KESEHATAN
DALAM PERSPEKTIF AL-QURAN DAN AS-SUNNAH
Islam menetapkan tujuan pokok kehadirannya untuk memelihara agama, jiwa, akal, jasmani, harta, dan keturunan.
Setidaknya tiga dari yang disebut di atas berkaitan dengan
kesehatan. Tidak heran jika ditemukan bahwa Islam amat kaya dengan
tuntunan kesehatan.
Paling tidak ada dua istilah literatur keagamaan yang
digunakan untuk menunjuk tentang pentingnya kesehatan dalam pandangan
Islam.
1. Kesehatan, yang terambil dari kata sehat;
2. Afiat.
Keduanya dalam bahasa Indonesia, sering menjadi kata majemuk sehat
afiat.
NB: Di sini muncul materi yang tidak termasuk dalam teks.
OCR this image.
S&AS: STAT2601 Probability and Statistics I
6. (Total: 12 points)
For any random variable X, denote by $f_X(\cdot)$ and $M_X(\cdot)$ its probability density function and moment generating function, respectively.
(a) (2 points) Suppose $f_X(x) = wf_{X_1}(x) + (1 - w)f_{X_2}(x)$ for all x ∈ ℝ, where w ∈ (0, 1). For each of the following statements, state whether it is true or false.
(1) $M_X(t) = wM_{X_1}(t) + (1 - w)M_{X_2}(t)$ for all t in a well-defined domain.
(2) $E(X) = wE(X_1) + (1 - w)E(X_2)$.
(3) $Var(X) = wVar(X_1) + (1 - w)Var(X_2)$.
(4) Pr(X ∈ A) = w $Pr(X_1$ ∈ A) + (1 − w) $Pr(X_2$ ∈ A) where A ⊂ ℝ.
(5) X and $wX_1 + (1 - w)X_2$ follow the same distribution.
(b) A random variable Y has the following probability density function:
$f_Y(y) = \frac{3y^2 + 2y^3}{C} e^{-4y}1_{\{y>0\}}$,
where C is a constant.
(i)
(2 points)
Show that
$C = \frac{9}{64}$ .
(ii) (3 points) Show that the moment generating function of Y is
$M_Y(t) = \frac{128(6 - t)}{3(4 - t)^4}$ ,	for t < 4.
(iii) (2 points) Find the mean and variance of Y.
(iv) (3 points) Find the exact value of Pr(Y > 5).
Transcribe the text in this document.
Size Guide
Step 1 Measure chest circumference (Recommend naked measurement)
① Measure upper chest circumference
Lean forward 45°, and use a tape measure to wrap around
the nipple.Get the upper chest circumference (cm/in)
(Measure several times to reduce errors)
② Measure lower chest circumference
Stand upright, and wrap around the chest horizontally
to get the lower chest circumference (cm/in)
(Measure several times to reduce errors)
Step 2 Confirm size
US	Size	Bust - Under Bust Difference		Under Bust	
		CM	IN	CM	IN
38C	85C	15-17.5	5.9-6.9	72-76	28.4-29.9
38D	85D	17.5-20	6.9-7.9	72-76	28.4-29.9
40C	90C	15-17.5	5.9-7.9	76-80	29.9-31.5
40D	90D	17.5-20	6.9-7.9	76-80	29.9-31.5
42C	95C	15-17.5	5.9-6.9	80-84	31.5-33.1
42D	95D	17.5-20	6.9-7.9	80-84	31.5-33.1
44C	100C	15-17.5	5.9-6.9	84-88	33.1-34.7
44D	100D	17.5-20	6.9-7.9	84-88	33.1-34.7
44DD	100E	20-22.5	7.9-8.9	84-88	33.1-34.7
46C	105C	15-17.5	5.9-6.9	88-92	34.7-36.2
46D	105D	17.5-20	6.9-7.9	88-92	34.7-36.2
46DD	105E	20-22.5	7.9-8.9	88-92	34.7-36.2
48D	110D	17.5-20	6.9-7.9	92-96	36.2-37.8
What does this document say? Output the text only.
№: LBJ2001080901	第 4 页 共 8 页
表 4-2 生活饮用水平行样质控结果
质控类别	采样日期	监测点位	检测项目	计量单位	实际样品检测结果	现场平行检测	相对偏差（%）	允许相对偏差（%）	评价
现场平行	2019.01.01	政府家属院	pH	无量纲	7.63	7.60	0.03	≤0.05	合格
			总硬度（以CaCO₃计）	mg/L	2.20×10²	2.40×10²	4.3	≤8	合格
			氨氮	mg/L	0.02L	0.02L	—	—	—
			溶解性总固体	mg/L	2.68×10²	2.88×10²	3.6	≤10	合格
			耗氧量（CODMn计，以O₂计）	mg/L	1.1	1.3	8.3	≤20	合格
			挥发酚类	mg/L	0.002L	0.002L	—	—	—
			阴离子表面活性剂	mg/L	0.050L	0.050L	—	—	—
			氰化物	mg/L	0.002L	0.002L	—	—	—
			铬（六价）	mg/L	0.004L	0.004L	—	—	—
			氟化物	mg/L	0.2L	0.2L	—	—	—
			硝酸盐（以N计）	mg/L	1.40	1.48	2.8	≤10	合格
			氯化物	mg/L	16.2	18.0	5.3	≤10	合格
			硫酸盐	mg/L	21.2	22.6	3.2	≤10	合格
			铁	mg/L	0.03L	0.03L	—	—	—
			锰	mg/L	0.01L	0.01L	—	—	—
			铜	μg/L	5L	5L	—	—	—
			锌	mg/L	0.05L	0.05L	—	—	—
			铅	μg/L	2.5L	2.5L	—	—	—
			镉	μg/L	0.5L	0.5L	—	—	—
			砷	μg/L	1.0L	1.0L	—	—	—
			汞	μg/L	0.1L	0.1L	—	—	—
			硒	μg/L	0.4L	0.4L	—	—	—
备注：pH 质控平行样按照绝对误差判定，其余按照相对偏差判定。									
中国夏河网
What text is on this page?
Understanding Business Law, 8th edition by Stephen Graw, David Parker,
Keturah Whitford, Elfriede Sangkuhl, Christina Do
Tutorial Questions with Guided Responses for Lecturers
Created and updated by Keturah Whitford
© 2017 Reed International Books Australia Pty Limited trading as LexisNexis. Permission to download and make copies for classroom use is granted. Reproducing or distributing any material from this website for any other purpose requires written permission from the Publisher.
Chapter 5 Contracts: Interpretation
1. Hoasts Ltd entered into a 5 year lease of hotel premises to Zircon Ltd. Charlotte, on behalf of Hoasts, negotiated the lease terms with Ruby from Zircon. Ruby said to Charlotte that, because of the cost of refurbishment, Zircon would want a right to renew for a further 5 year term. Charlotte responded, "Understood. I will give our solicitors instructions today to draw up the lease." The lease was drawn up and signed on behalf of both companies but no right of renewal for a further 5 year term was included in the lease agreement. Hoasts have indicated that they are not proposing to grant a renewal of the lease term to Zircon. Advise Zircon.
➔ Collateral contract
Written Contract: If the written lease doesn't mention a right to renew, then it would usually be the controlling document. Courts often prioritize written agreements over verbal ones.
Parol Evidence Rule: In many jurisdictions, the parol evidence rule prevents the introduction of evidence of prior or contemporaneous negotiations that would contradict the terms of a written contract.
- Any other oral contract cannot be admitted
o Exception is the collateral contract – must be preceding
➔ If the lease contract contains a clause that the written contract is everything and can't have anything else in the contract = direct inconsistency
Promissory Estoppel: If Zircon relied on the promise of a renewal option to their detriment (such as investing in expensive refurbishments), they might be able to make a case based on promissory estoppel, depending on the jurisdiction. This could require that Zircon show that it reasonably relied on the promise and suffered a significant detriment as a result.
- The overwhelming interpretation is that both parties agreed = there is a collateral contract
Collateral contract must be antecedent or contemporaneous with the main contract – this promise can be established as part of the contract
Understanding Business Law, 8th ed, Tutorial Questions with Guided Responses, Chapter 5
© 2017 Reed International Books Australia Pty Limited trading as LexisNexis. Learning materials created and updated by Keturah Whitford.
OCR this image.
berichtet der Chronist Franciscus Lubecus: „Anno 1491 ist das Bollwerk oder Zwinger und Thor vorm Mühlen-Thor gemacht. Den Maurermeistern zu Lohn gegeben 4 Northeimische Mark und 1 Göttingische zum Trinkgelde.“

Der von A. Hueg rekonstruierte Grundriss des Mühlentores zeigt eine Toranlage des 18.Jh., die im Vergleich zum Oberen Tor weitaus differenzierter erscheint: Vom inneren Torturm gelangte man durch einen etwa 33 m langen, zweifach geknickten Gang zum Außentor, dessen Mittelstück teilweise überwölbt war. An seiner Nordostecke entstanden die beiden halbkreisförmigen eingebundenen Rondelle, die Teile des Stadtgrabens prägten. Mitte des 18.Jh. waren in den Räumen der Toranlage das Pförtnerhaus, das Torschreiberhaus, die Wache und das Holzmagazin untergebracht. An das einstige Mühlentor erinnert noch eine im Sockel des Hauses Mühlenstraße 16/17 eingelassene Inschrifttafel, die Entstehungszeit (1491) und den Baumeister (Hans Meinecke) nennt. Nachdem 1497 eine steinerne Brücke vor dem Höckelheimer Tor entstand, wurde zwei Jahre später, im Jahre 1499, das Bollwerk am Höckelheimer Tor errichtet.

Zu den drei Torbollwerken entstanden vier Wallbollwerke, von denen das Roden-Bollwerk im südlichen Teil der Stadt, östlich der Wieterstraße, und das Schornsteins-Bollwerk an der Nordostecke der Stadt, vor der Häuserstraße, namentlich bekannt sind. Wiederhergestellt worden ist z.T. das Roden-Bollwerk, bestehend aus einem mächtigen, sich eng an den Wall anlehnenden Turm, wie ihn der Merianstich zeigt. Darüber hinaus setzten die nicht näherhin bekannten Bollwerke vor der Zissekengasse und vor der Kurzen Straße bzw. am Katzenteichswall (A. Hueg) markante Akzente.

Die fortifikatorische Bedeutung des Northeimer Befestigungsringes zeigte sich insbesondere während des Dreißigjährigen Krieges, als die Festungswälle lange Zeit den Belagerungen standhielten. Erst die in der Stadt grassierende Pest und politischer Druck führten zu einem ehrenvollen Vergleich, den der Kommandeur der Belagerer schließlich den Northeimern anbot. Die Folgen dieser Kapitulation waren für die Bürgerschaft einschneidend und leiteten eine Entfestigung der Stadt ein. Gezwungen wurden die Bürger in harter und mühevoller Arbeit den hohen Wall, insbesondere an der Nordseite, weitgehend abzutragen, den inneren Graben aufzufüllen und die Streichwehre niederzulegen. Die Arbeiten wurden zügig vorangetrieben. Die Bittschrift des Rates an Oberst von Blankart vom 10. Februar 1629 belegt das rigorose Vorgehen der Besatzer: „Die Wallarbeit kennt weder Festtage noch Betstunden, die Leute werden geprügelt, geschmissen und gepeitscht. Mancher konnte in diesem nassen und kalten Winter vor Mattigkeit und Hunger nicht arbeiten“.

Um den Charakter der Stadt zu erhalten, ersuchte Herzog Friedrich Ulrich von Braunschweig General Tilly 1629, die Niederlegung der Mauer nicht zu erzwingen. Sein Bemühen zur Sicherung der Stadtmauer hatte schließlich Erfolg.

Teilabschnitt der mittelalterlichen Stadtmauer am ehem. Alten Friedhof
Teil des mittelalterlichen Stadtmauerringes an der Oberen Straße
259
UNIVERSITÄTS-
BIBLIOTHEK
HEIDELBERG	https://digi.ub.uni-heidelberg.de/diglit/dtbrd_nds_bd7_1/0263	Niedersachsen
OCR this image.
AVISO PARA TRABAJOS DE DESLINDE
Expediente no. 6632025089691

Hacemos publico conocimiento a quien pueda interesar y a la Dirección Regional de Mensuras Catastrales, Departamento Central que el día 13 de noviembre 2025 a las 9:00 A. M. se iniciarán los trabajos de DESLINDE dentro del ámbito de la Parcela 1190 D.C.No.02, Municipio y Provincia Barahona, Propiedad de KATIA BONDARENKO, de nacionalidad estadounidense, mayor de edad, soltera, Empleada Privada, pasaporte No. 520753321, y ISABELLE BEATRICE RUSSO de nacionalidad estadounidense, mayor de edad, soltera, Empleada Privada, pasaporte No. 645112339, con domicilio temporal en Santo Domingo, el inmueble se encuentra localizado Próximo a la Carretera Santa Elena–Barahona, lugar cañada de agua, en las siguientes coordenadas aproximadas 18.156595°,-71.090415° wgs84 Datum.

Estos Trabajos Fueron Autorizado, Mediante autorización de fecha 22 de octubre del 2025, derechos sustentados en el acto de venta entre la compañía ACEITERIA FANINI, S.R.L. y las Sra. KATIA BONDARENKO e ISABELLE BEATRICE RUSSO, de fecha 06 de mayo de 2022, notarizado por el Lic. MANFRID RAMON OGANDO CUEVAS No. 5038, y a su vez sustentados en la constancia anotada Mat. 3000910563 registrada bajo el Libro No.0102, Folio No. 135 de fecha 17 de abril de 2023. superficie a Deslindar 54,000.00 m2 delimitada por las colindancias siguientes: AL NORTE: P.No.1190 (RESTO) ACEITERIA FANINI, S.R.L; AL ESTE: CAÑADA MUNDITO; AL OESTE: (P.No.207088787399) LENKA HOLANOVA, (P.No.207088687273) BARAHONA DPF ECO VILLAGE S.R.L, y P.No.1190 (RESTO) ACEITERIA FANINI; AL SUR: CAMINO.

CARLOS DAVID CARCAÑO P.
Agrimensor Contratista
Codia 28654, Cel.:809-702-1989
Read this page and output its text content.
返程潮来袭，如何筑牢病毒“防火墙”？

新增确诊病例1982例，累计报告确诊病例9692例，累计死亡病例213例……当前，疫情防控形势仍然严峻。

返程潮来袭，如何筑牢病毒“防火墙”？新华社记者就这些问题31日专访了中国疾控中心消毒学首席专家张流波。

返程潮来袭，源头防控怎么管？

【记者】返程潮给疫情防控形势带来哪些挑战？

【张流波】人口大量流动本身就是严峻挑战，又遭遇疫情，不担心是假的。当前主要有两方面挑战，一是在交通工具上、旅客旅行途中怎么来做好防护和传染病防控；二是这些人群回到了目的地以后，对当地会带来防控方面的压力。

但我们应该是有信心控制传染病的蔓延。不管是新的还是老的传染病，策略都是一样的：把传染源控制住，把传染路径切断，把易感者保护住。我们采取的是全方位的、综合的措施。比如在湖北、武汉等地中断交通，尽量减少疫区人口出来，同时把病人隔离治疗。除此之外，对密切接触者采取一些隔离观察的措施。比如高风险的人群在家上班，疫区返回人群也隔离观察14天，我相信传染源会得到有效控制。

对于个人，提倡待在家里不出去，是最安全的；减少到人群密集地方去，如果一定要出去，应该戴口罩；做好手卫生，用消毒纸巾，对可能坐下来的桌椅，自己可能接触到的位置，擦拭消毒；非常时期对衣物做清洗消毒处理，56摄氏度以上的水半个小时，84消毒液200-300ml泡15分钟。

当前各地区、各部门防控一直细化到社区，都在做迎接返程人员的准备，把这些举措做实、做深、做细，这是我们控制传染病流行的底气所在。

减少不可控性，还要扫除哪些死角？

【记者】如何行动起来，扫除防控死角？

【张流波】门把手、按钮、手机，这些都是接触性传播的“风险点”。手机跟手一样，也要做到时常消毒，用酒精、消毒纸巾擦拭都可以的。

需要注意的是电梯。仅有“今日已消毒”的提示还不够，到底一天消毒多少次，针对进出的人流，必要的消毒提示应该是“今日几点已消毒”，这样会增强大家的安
Dalam Kamus Besar Bahasa Indonesra, kata “afiat” dipersamakan
dengan “sehat”. Afiat diartikan sehat dan kuat, sedangkan sehat
(sendiri) antara lain diartikan sebagai keadaan baik segenap badan
serta bagian-bagiannya (bebas dari sakit).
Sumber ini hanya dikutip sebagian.